Physio/exercise program: Our RSW’s assist clients with exercises that may take place at home or a local gym. Many of our clients are recommended to engage in pool therapy programs designed by a Physiotherapist. Physical recovery, in conjunction with other modalities of rehabilitation support, is integral to overall recovery.
Return to work or volunteer: An RSW assists a client’s return to work or volunteer opportunities. This area of support requires significant preparation. Completing a task that once may have been second nature will likely present with challenges post-accident. This makes returning to work more complex than simply finding a job or volunteer role. While in a vocational setting, RSW’s observe tolerance and abilities. Having an RSW in the early stage of the return to work process is essential, allowing for the RSW to assist in implementing physical and cognitive strategies necessary to ease the transition back to a vocational setting.
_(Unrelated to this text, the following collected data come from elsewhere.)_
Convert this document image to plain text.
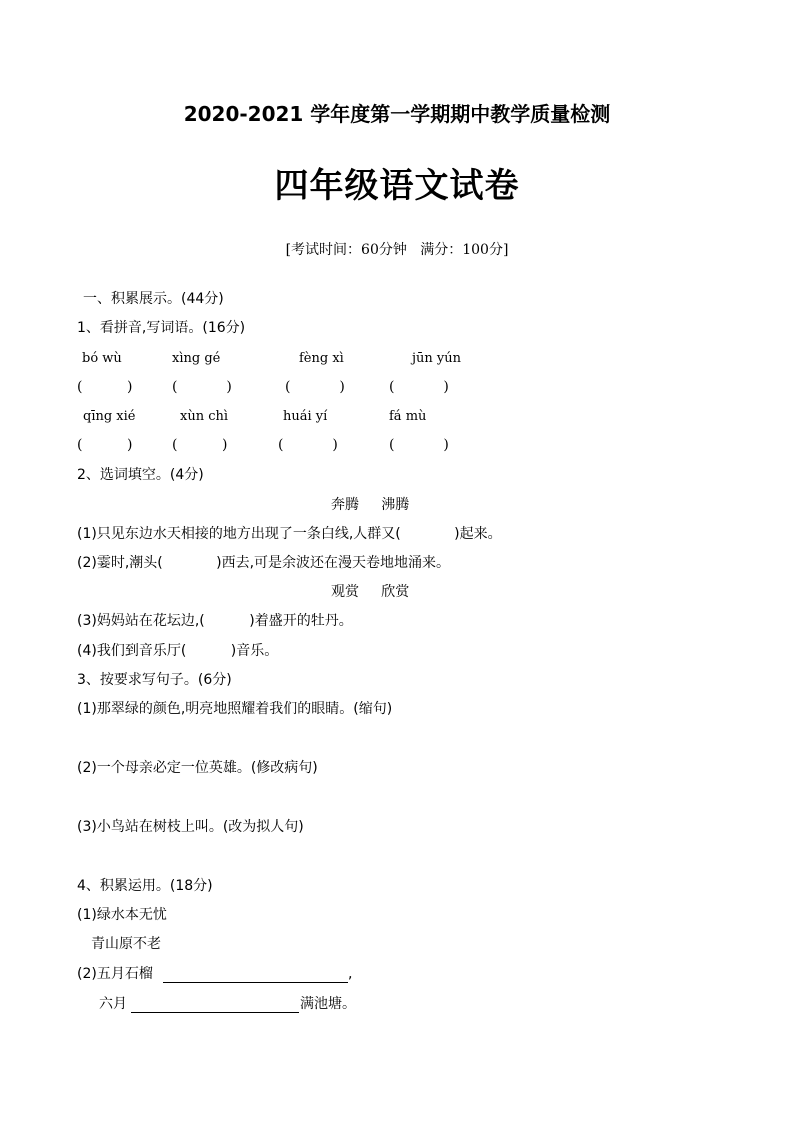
2020-2021 学年度第一学期期中教学质量检测
四年级语文试卷
[考试时间：60分钟   满分：100分]
一、积累展示。(44分)
1、看拼音,写词语。(16分)
bó wù	xìng gé	fèng xì	jūn yún
(          )	(           )	(           )	(           )
qīng xié	xùn chì	huái yí	fá mù
(          )	(          )	(           )	(           )
2、选词填空。(4分)
奔腾     沸腾
(1)只见东边水天相接的地方出现了一条白线,人群又(            )起来。
(2)霎时,潮头(            )西去,可是余波还在漫天卷地地涌来。
观赏     欣赏
(3)妈妈站在花坛边,(          )着盛开的牡丹。
(4)我们到音乐厅(          )音乐。
3、按要求写句子。(6分)
(1)那翠绿的颜色,明亮地照耀着我们的眼睛。(缩句)
(2)一个母亲必定一位英雄。(修改病句)
(3)小鸟站在树枝上叫。(改为拟人句)
4、积累运用。(18分)
(1)绿水本无忧
青山原不老
(2)五月石榴	,
六月	满池塘。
How is the decision made on what goal(s) to work on with a client?
Program goals are recommended and overseen by regulated health professionals on a treatment team. Most of our clients have a full rehabilitation team including but not limited to: Psychologists; Occupational Therapists; Speech-Language Pathologists, Social Workers and Physiotherapists. Each discipline makes recommendations within their scope of practice.
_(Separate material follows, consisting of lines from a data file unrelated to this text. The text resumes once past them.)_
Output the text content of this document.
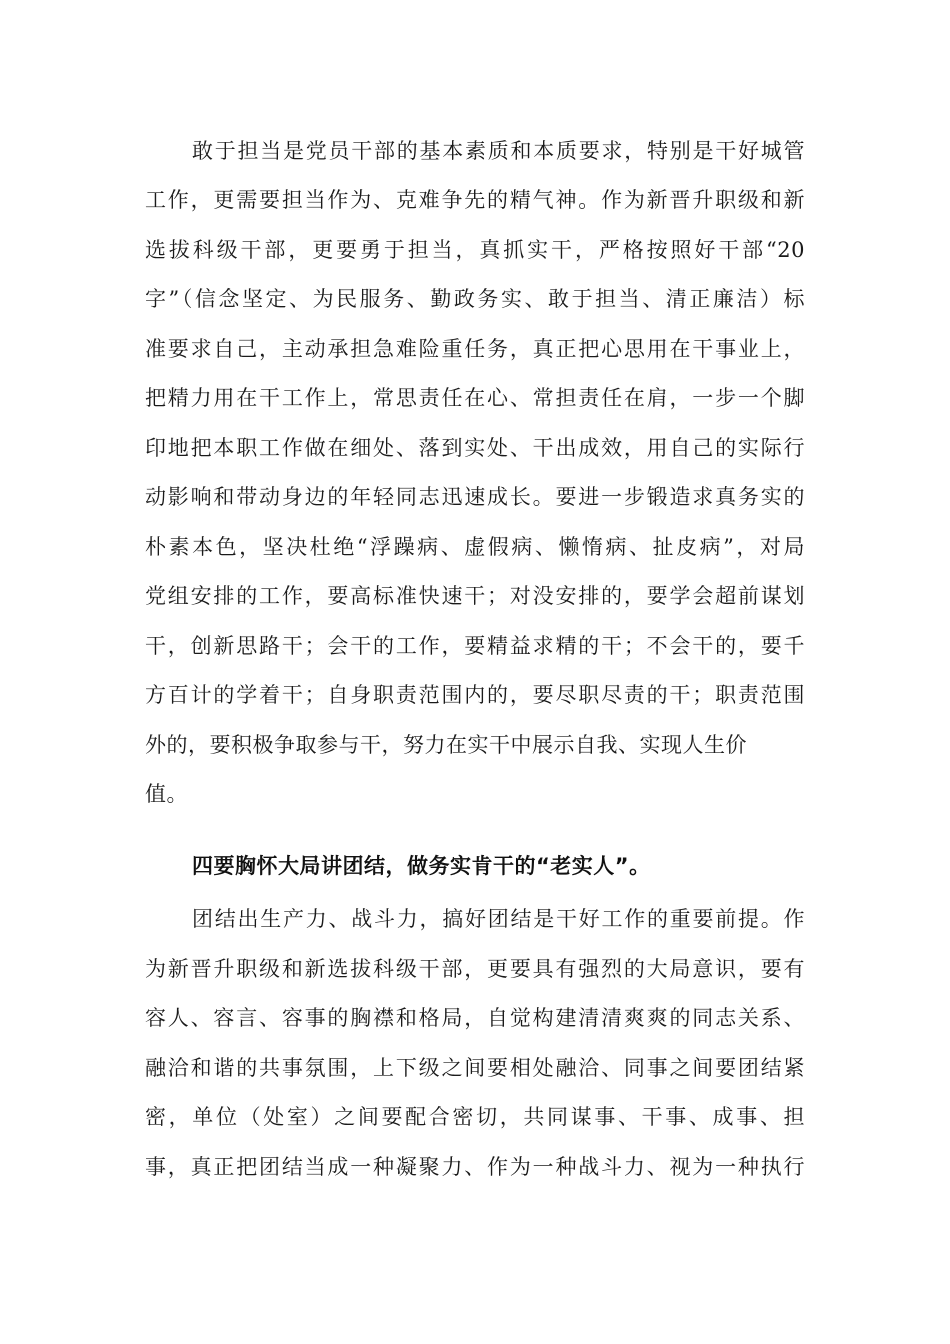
敢于担当是党员干部的基本素质和本质要求，特别是干好城管
工作，更需要担当作为、克难争先的精气神。作为新晋升职级和新
选拔科级干部，更要勇于担当，真抓实干，严格按照好干部“20
字”（信念坚定、为民服务、勤政务实、敢于担当、清正廉洁）标
准要求自己，主动承担急难险重任务，真正把心思用在干事业上，
把精力用在干工作上，常思责任在心、常担责任在肩，一步一个脚
印地把本职工作做在细处、落到实处、干出成效，用自己的实际行
动影响和带动身边的年轻同志迅速成长。要进一步锻造求真务实的
朴素本色，坚决杜绝“浮躁病、虚假病、懒惰病、扯皮病”，对局
党组安排的工作，要高标准快速干；对没安排的，要学会超前谋划
干，创新思路干；会干的工作，要精益求精的干；不会干的，要千
方百计的学着干；自身职责范围内的，要尽职尽责的干；职责范围
外的，要积极争取参与干，努力在实干中展示自我、实现人生价
值。
四要胸怀大局讲团结，做务实肯干的“老实人”。
团结出生产力、战斗力，搞好团结是干好工作的重要前提。作
为新晋升职级和新选拔科级干部，更要具有强烈的大局意识，要有
容人、容言、容事的胸襟和格局，自觉构建清清爽爽的同志关系、
融洽和谐的共事氛围，上下级之间要相处融洽、同事之间要团结紧
密，单位（处室）之间要配合密切，共同谋事、干事、成事、担
事，真正把团结当成一种凝聚力、作为一种战斗力、视为一种执行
How is the support delivered?
Given that an RSW is the discipline on the rehabilitation treatment team who typically meets with the client the most, an RSW takes all of the recommended goals from the regulated health professionals on the team and implements them during RSW sessions.
The RSW must identify and prioritize goals based on the client’s emotional state and functional ability on any given day. Each session begins by performing this assessment. During the recovery process, an RSW analyzes assessment data to identify patterns in behaviour. This analysis provides important feedback to the clinical team and client, providing an appropriate platform to build future treatment goals.
On what standards do RSW’s operate?
RSW’s function and operate under the supervision and guidance of the regulated health professional(s) on the team. Each regulated health professional on a clinical team belongs to a college specific to their discipline, which has guidelines governing performance standards. At Stride Rehab, our high internal standard of professional practice includes regular communication and feedback with the team, as well as detailed records that are maintained and shared with the clinical team, enabling goals to be adjusted as needed.
All information provided on our website is for information purposes only. Individual client needs vary. Please consult your rehabilitation team.
The breakdown provided above is based on funding through insurance benefits. At Stride Rehab we have many clients who pay privately to fund their own rehabilitation.